Depende do próprio Tarcísio. Se ele continuar submisso ao Bolsonaro, vai afastar eleitores de centro. Não é muita gente, mas a última eleição foi decidida por menos de dois pontos percentuais. E mais: quando ele discursou contra o STF na Paulista, prometeu causar uma crise institucional assim que tomar posse como presidente. A quem interessa isso, a essa altura do campeonato? Finalmente, não é bom para um candidato a líder ter tão pouca iniciativa quanto Tarcísio está tendo diante de Bolsonaro.
Bolsonaro tem um eleitorado fiel de 30%. Qual será a resposta dessa parte da sociedade? Você prevê tempos de tensão ou o julgamento é um passo para a pacificação?
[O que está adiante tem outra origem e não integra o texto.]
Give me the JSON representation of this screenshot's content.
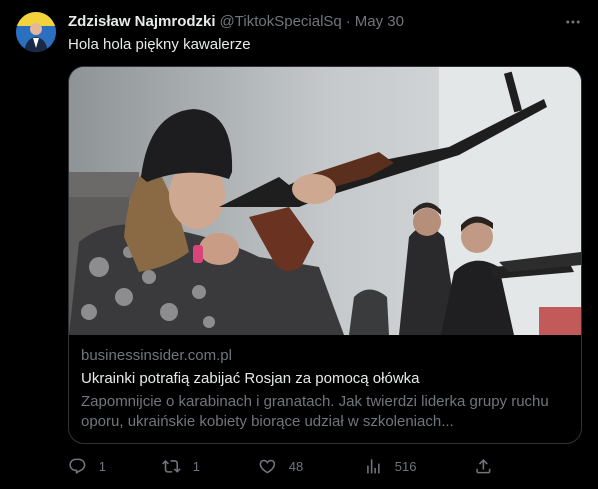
{
  "tweet": {
    "author_name": "Zdzisław Najmrodzki",
    "author_handle": "@TiktokSpecialSq",
    "separator": "·",
    "date": "May 30",
    "text": "Hola hola piękny kawalerze"
  },
  "card": {
    "domain": "businessinsider.com.pl",
    "title": "Ukrainki potrafią zabijać Rosjan za pomocą ołówka",
    "description": "Zapomnijcie o karabinach i granatach. Jak twierdzi liderka grupy ruchu oporu, ukraińskie kobiety biorące udział w szkoleniach..."
  },
  "actions": {
    "replies": "1",
    "retweets": "1",
    "likes": "48",
    "views": "516"
  },
  "icons": {
    "more": "more-icon",
    "reply": "reply-icon",
    "retweet": "retweet-icon",
    "like": "heart-icon",
    "views": "analytics-icon",
    "share": "share-icon"
  },
  "colors": {
    "background": "#000000",
    "text_primary": "#e7e9ea",
    "text_secondary": "#71767b",
    "border": "#2f3336"
  }
}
Quem radicalizar contra a decisão é porque já estava radicalizado. Existem dois lados nessa história: o do STF e o do golpe. Em geral, problemas políticos complexos têm várias áreas cinzentas. Não é o caso aqui. Esse é outro problema para Tarcísio: o eleitorado bolsonarista é moderável? O que modera movimentos políticos é a falta de alternativa à moderação. Enquanto esse público tiver esperança de anistia pelo Congresso, ou por um futuro governo, ou, ainda, enquanto os bolsonaristas tiverem esperança de ajuda americana, ainda terão alternativas à moderação. Enquanto houver esperança de golpe ou intervenção americana, os radicais não vão moderar.
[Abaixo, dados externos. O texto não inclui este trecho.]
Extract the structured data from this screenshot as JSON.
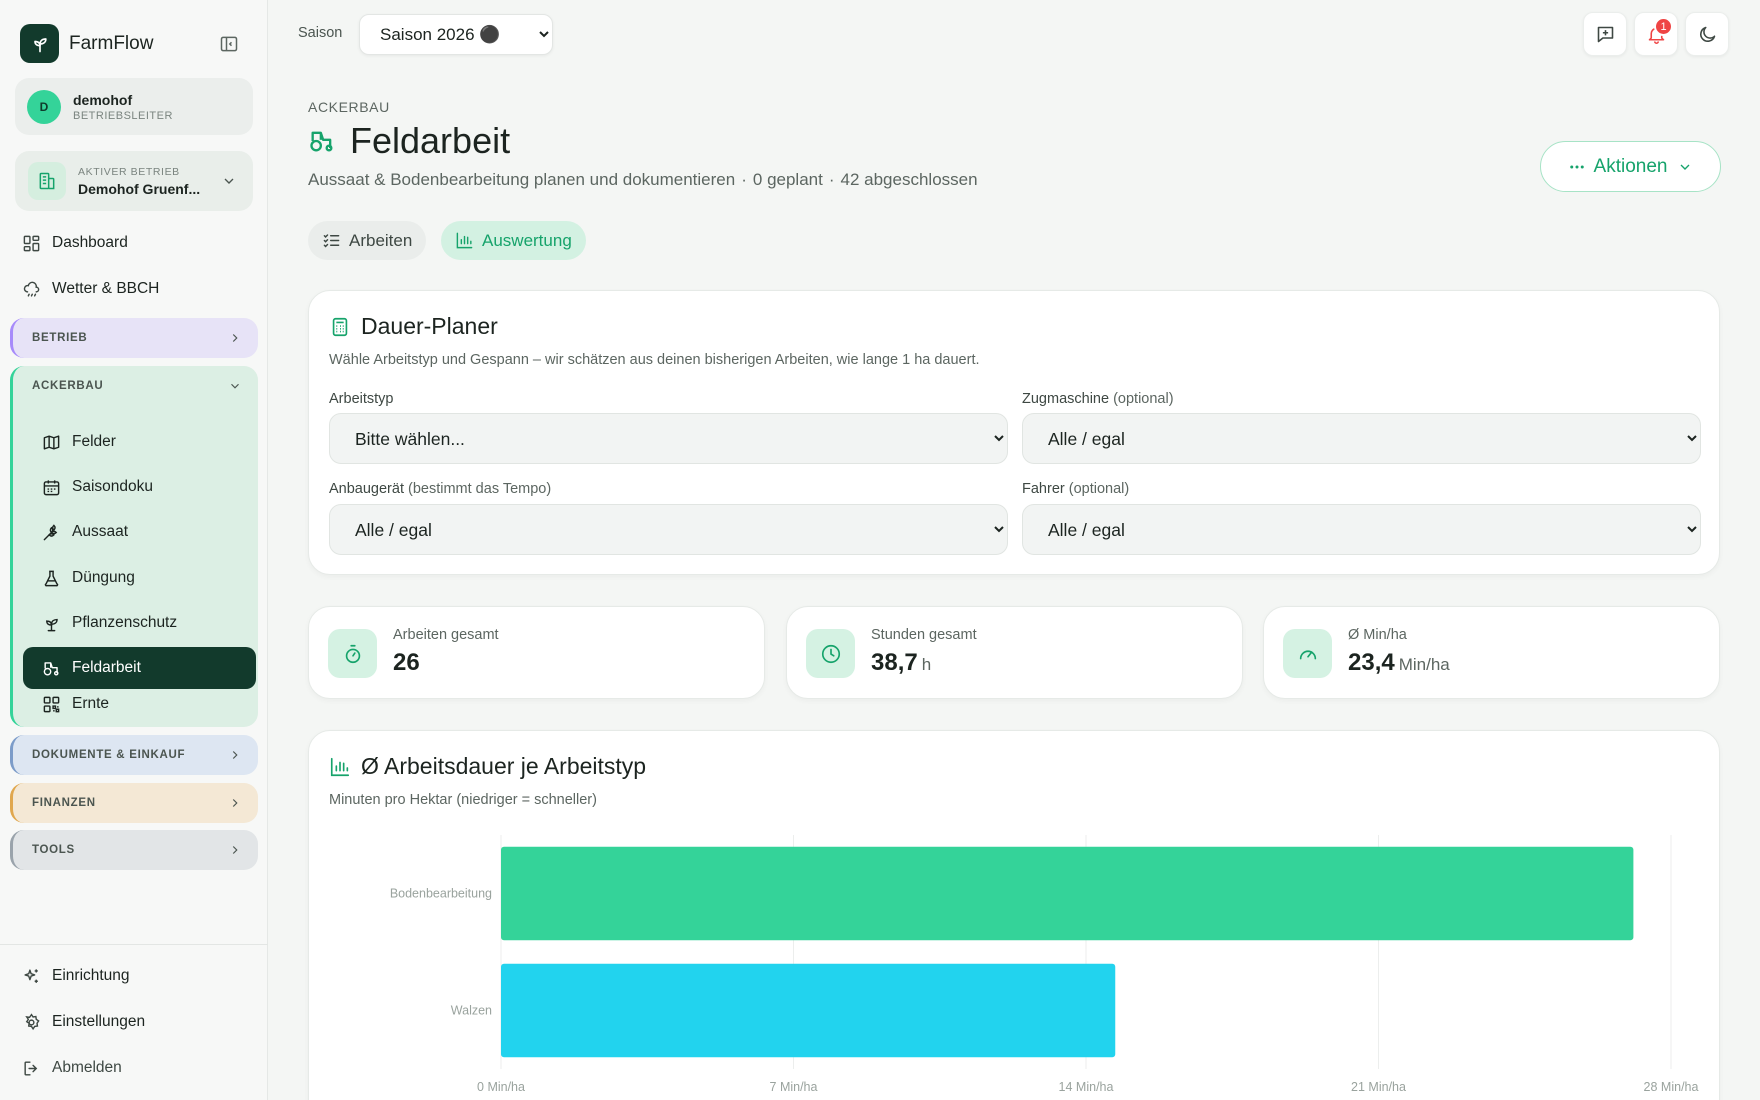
{
  "app": {
    "name": "FarmFlow"
  },
  "user": {
    "initial": "D",
    "name": "demohof",
    "role": "BETRIEBSLEITER"
  },
  "betrieb": {
    "label": "AKTIVER BETRIEB",
    "name": "Demohof Gruenf..."
  },
  "nav": {
    "dashboard": "Dashboard",
    "wetter": "Wetter & BBCH"
  },
  "groups": {
    "betrieb": "BETRIEB",
    "ackerbau": "ACKERBAU",
    "dokumente": "DOKUMENTE & EINKAUF",
    "finanzen": "FINANZEN",
    "tools": "TOOLS"
  },
  "ackerbau_items": {
    "felder": "Felder",
    "saisondoku": "Saisondoku",
    "aussaat": "Aussaat",
    "duengung": "Düngung",
    "pflanzenschutz": "Pflanzenschutz",
    "feldarbeit": "Feldarbeit",
    "ernte": "Ernte"
  },
  "footer_nav": {
    "einrichtung": "Einrichtung",
    "einstellungen": "Einstellungen",
    "abmelden": "Abmelden"
  },
  "topbar": {
    "season_label": "Saison",
    "season_value": "Saison 2026 ⚫",
    "notification_count": "1"
  },
  "header": {
    "eyebrow": "ACKERBAU",
    "title": "Feldarbeit",
    "subtitle_main": "Aussaat & Bodenbearbeitung planen und dokumentieren",
    "subtitle_planned": "0 geplant",
    "subtitle_done": "42 abgeschlossen",
    "actions_label": "Aktionen"
  },
  "tabs": {
    "arbeiten": "Arbeiten",
    "auswertung": "Auswertung"
  },
  "planer": {
    "title": "Dauer-Planer",
    "subtitle": "Wähle Arbeitstyp und Gespann – wir schätzen aus deinen bisherigen Arbeiten, wie lange 1 ha dauert.",
    "arbeitstyp_label": "Arbeitstyp",
    "arbeitstyp_value": "Bitte wählen...",
    "zugmaschine_label": "Zugmaschine",
    "zugmaschine_hint": "(optional)",
    "zugmaschine_value": "Alle / egal",
    "anbaugeraet_label": "Anbaugerät",
    "anbaugeraet_hint": "(bestimmt das Tempo)",
    "anbaugeraet_value": "Alle / egal",
    "fahrer_label": "Fahrer",
    "fahrer_hint": "(optional)",
    "fahrer_value": "Alle / egal"
  },
  "stats": {
    "arbeiten": {
      "label": "Arbeiten gesamt",
      "value": "26",
      "unit": ""
    },
    "stunden": {
      "label": "Stunden gesamt",
      "value": "38,7",
      "unit": "h"
    },
    "minha": {
      "label": "Ø Min/ha",
      "value": "23,4",
      "unit": "Min/ha"
    }
  },
  "chart_card": {
    "title": "Ø Arbeitsdauer je Arbeitstyp",
    "subtitle": "Minuten pro Hektar (niedriger = schneller)"
  },
  "colors": {
    "accent": "#16a36b",
    "dark": "#123a2c",
    "bar1": "#34d399",
    "bar2": "#22d3ee"
  },
  "chart_data": {
    "type": "bar",
    "orientation": "horizontal",
    "title": "Ø Arbeitsdauer je Arbeitstyp",
    "subtitle": "Minuten pro Hektar (niedriger = schneller)",
    "categories": [
      "Bodenbearbeitung",
      "Walzen"
    ],
    "values": [
      27.1,
      14.7
    ],
    "colors": [
      "#34d399",
      "#22d3ee"
    ],
    "x_ticks": [
      0,
      7,
      14,
      21,
      28
    ],
    "x_tick_labels": [
      "0 Min/ha",
      "7 Min/ha",
      "14 Min/ha",
      "21 Min/ha",
      "28 Min/ha"
    ],
    "xlim": [
      0,
      28
    ],
    "grid": true,
    "legend": "none"
  }
}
O julgamento célere ajuda a direita a se preparar para a eleição, escolhendo o sucessor de Bolsonaro. Essa ala da direita e da centro-direita devem de fato se empenhar pela anistia ou é jogo de cena?
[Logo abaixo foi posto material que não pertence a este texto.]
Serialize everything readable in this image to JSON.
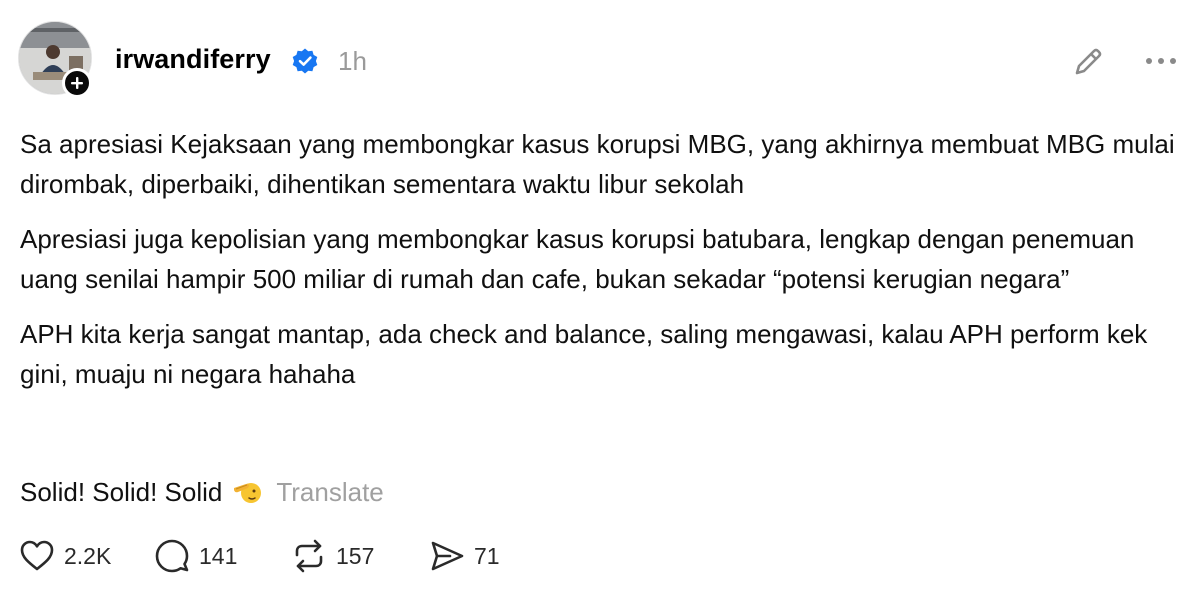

Deve ser uma mistura dos dois, mas qual a importância disso? Tanto faz se o sujeito é golpista por corrupção ou oportunismo. O que interessa é o que você faz, não o que se passa nas profundezas da sua alma. Caiado, Tarcísio e Zema podem saber que o STF tem razão, mas se continuarem se comportando como se não soubessem, dá na mesma.
O voto de Fux abriu o caminho para uma futura anulação ou o STF deu mostras de que não?
O voto de Fux é jurídica, moral e intelectualmente indigente. Se alguma Corte aceitar aquilo como argumento, é porque já se rendeu ao golpismo, voluntária ou involuntariamente. No momento, nada disso parece possível. Mas, se um novo governo encher o STF de ministros pró-golpe, ou conseguir intimidar os que estão lá, as coisas podem mudar.
A condenação a quase três décadas de prisão manda alguma mensagem a futuros arroubos autocráticos ou cada golpe é um golpe?
Sem dúvida. Mostra que a democracia brasileira sabe se defender contra seus agressores. Os bolsonaristas atiraram contra a democracia erraram, e agora ela está atirando de volta. Essa democracia com dentes muda muito o cálculo dos golpistas em potencial.
Qual sua expectativa em relação à anistia no Congresso?
É difícil saber. A pressão é grande, mas o custo de aprovar uma anistia também é. A maioria da população é contra e tem eleição ano que vem. Seria uma declaração de guerra aos eleitores de Lula — a maioria do eleitorado em 2022 — cujos votos Bolsonaro tentou roubar. O efeito de longo prazo para a credibilidade das instituições, em especial dentro da esquerda, seria devastador: qual o sentido de jogar dentro das regras se o outro lado tem imunidade? A anistia encorajaria Trump a continuar sancionando os produtos brasileiros, porque, afinal, a pressão pareceria estar funcionando. E mais: a anistia fortaleceria candidatos de extrema direita na próxima eleição que facilmente venceriam os deputados do Centrão que estão lá agora.
Exercício de futurologia: o que será feito de Eduardo Bolsonaro?
Em um mundo ideal, ele nunca mais pisaria em solo que não pertencesse ao sistema prisional brasileiro. No momento, conspira com potência estrangeira para governar o Brasil como marionete de Trump. As chances disso dar certo são muito pequenas, mas ele talvez escape da prisão se continuar nos Estados Unidos. Deve se integrar com a turma do Bannon e se tornar um guru picareta de Internet como Olavo de Carvalho.